Maybe for self-attention and for their use cases n is much larger, I didn't read the article. But you still have to deal with complex numbers.
> You turn a O(n^2) operation into O(nlog n). Sounds great until you realize that n is three on average.
Sure, but are long convolutions avoided precisely because they're expensive? This paper is talking about an alternative to an attention mechanism, which covers the entire context window, no? Isn't this paper saying: you could use a long convolution for this instead, and long convolutions don't have to be slow?
> you have to use complex numbers for calculations which are also less numerically stable
I haven't heard numerical stability being a big deal in neural nets; in fact don't people often use 16-bit floats as weights to save on space? Does the numerical stability of complex numbers exceed the precision dropped off by quantization anyway? Are complex numbers really inherently less numerically stable, or are we just not as good at using them yet?
3^2 / (3*log(3)) = >6x performance improvement and, if three is a linear average, I'd expect the average improvement to be even higher. I know real world computation doesn't answer to the simple scaling equations and there may well be a constant factor >6 that eats the gains, but I don't think the two Big Os and a n=3 are sufficient to make your case.
That's not how O(f(n)) notation works. You can't just plug in an n to O(f(n)) / O(g(n)) and claim a specific performance improvement. You have to actually know all the factors that are stripped off by big-O to do that, and you never really do. For instance, you're ignoring the cost to transform between domains.
> I know real world computation doesn't answer to the simple scaling equations ... but
No, no "but". This defeats the entire claim, and you can't just "but" it back.
Also, you appear to have used base-10 log for Log(3). It's almost certain that base-2 is more appropriate, leading to a factor of 1.8x, not 6x. But of course Log_1000(n) and Log_2(n) have the same Big-O, which is why the base is left off, so you really just cannot say anything specific at all. O(n^2) might be faster than O(n*log(n)) up to n = Graham's number.
>This defeats the entire claim, and you can't just "but" it back.
You may have missed what the "but" is doing- it's agreeing with you. My entire claim is defeated, and it uses the same reasoning that that the parent used to make their claim. I'm not attempting to show that there is an improvement, only that the lack of improvement has not been demonstrated by listing two Big-Os and setting n.
But yes, the log base 10 is my bad.
FYI you’re using log(3) to the base 10 there. That’s less than one so your figures look artificially good.
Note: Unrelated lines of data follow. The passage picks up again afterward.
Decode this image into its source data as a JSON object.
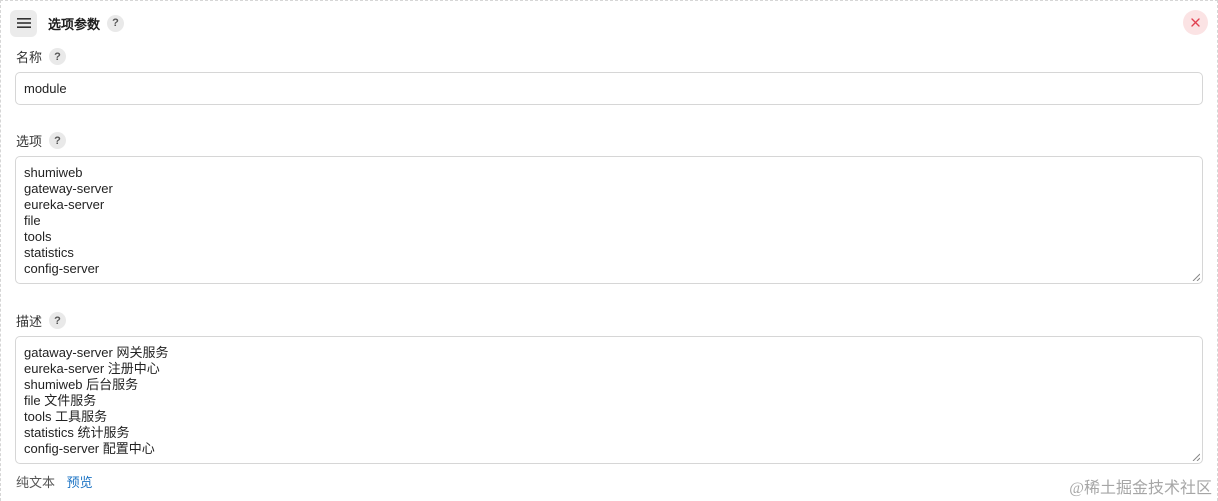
{
  "header": {
    "menu_icon": "hamburger-menu-icon",
    "title": "选项参数",
    "help": "?",
    "close_icon": "close-icon",
    "close_color": "#e04050"
  },
  "name_field": {
    "label": "名称",
    "help": "?",
    "value": "module"
  },
  "choices_field": {
    "label": "选项",
    "help": "?",
    "lines": [
      "shumiweb",
      "gateway-server",
      "eureka-server",
      "file",
      "tools",
      "statistics",
      "config-server"
    ]
  },
  "description_field": {
    "label": "描述",
    "help": "?",
    "lines": [
      "gataway-server 网关服务",
      "eureka-server 注册中心",
      "shumiweb 后台服务",
      "file 文件服务",
      "tools 工具服务",
      "statistics 统计服务",
      "config-server 配置中心"
    ]
  },
  "footer": {
    "plain_text": "纯文本",
    "preview": "预览",
    "link_color": "#1b73c4"
  },
  "watermark": "@稀土掘金技术社区"
}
There are integer-only FFT analogues that enable the same tricks. Cf. https://en.wikipedia.org/wiki/Discrete_Fourier_transform_ove...
It is true it isn't numerically stable and a FFT isn't entirely reversible. I think to get an idea about how frequency data relates to attention is to look at JPEG. Images tend to make understanding the concept easier. For JPEG a cosine transformation is used instead of a Fourier transformation, but the principle is the same.
fft is unitary so it has really good numerical stability